Elindeki kağıtları sallayıp yanımdan ayrıldığında göz devirdim. Sanki kendi çok büyüktü..
Herkes sessizce çalışmaya başladığında Bay Min yanıma geldi. "Bende piyano çaldığım için şanslısın"
"Bu ikimiz mi eş olacağız demek?"
"Evet. Birileri yeni kıza yardım etmeli."
"Sizde yenisiniz Bay Min."
"Sen öğrencisin Dai."
Yanına oturup ellerimi tuşlarda gezdirdim. Onu çalmayalı yıllar olmuştu.
"Çalacak bir şeyler biliyor musun?"
Kafa sallayıp I need u şarkısını piano ile çalmaya başladım. Bir süre sonra oda bana katıldığında sınıftaki minik gürültü kaybolmuş hissettiğim kadarıyla herkes bizi izliyordu.
Çalıp bitirdiğimizde Bay Min gülümseyip saçlarımı karıştırdı. "Aferin.. Bir yıl çalmış olmana rağmen gayet güzeldi."
"Teşekkür ederim.."
"Al bakalım. Bir daha ki derse bunu çalmanı istiyorum."

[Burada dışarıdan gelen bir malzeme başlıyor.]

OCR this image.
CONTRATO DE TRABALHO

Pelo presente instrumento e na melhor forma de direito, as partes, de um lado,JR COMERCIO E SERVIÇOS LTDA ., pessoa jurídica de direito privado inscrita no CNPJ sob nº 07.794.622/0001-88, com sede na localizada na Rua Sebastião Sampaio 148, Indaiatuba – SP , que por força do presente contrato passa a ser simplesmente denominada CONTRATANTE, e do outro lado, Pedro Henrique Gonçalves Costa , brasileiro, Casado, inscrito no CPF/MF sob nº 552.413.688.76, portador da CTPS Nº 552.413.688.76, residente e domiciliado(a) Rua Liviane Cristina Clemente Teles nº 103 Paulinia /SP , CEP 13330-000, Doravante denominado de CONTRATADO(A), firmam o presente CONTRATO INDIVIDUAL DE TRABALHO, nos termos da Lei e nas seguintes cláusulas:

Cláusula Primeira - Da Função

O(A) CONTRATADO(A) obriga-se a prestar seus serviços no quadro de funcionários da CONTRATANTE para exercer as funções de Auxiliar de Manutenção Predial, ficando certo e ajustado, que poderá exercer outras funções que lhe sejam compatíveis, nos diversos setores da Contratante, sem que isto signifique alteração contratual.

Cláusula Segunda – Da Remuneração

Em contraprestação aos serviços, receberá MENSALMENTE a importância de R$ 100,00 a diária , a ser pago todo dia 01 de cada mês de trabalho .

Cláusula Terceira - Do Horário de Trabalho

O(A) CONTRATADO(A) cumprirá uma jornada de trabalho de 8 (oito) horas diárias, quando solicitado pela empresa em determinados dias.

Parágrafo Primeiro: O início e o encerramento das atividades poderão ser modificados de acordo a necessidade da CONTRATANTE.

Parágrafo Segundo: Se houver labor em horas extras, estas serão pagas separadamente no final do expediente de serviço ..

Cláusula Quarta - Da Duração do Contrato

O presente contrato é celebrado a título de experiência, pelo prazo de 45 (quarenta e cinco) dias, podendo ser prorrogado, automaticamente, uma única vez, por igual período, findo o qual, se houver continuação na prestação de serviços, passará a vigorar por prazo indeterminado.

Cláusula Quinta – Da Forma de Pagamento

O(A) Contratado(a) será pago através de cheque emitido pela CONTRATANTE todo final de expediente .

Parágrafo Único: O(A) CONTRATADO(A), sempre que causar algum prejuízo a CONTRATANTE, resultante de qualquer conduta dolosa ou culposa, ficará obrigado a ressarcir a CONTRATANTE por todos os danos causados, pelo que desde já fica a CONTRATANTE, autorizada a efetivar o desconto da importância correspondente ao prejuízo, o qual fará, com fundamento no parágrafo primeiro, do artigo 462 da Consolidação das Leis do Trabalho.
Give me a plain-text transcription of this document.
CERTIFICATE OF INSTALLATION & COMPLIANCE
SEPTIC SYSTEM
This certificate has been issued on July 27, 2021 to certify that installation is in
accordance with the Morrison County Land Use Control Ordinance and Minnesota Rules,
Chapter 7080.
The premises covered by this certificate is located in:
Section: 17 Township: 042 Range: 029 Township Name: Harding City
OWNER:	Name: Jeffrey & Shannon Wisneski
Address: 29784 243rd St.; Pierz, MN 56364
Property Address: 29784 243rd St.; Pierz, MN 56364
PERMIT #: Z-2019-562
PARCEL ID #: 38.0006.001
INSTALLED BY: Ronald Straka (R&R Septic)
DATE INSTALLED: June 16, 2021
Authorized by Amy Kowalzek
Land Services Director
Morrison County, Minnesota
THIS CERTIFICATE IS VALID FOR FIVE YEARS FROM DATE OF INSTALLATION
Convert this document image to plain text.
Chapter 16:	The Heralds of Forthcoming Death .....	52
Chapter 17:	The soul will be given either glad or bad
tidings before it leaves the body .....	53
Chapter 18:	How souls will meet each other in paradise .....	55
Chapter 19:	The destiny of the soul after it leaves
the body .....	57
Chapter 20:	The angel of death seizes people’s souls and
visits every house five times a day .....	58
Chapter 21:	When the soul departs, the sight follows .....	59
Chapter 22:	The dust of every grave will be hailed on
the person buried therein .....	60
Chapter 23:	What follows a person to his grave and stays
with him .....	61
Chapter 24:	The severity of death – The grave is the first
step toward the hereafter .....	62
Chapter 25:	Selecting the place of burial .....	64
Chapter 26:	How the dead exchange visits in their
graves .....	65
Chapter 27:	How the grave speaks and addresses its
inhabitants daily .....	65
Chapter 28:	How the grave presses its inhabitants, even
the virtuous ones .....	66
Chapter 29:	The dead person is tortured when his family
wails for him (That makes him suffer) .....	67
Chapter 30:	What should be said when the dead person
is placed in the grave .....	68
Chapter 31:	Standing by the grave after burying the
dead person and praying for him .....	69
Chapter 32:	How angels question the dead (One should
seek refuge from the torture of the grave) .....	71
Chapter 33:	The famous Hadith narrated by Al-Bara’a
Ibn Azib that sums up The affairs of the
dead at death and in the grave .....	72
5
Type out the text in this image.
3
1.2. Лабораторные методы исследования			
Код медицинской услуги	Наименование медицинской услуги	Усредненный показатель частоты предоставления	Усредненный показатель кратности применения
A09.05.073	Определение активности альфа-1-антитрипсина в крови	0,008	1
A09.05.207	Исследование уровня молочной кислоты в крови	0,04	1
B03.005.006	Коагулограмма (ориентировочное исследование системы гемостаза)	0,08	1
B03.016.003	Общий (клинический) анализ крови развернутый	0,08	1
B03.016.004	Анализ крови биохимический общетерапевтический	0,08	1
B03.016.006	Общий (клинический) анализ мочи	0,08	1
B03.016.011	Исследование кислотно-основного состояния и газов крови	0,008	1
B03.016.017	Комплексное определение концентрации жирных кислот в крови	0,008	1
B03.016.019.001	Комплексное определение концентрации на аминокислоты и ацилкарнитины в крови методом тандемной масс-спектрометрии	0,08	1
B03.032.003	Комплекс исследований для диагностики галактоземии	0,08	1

Kafa sallayıp kağıdı aldım. "Dai.." Tam sınıftan çıkacakken seslendiği için durdum.
"Gelsene"
"Taehyung sen git ben geliyorum."
Kafa sallayıp gitti bende Bay Min'e yaklaştım.
"Ne oldu?"
Yine elleri cebinde bana bir adım attı. Ve yine sağ elini çıkarıp saçlarımı kulağımın arkasına sıkıştırdı.
Beklemediğim bir hareketti ve ben garip hissetmiştim. "Ne yapıyorsunuz?!"
Gülüp kulağıma yaklaştı. "Piyano çalan kızlar beni cezbeder Dai."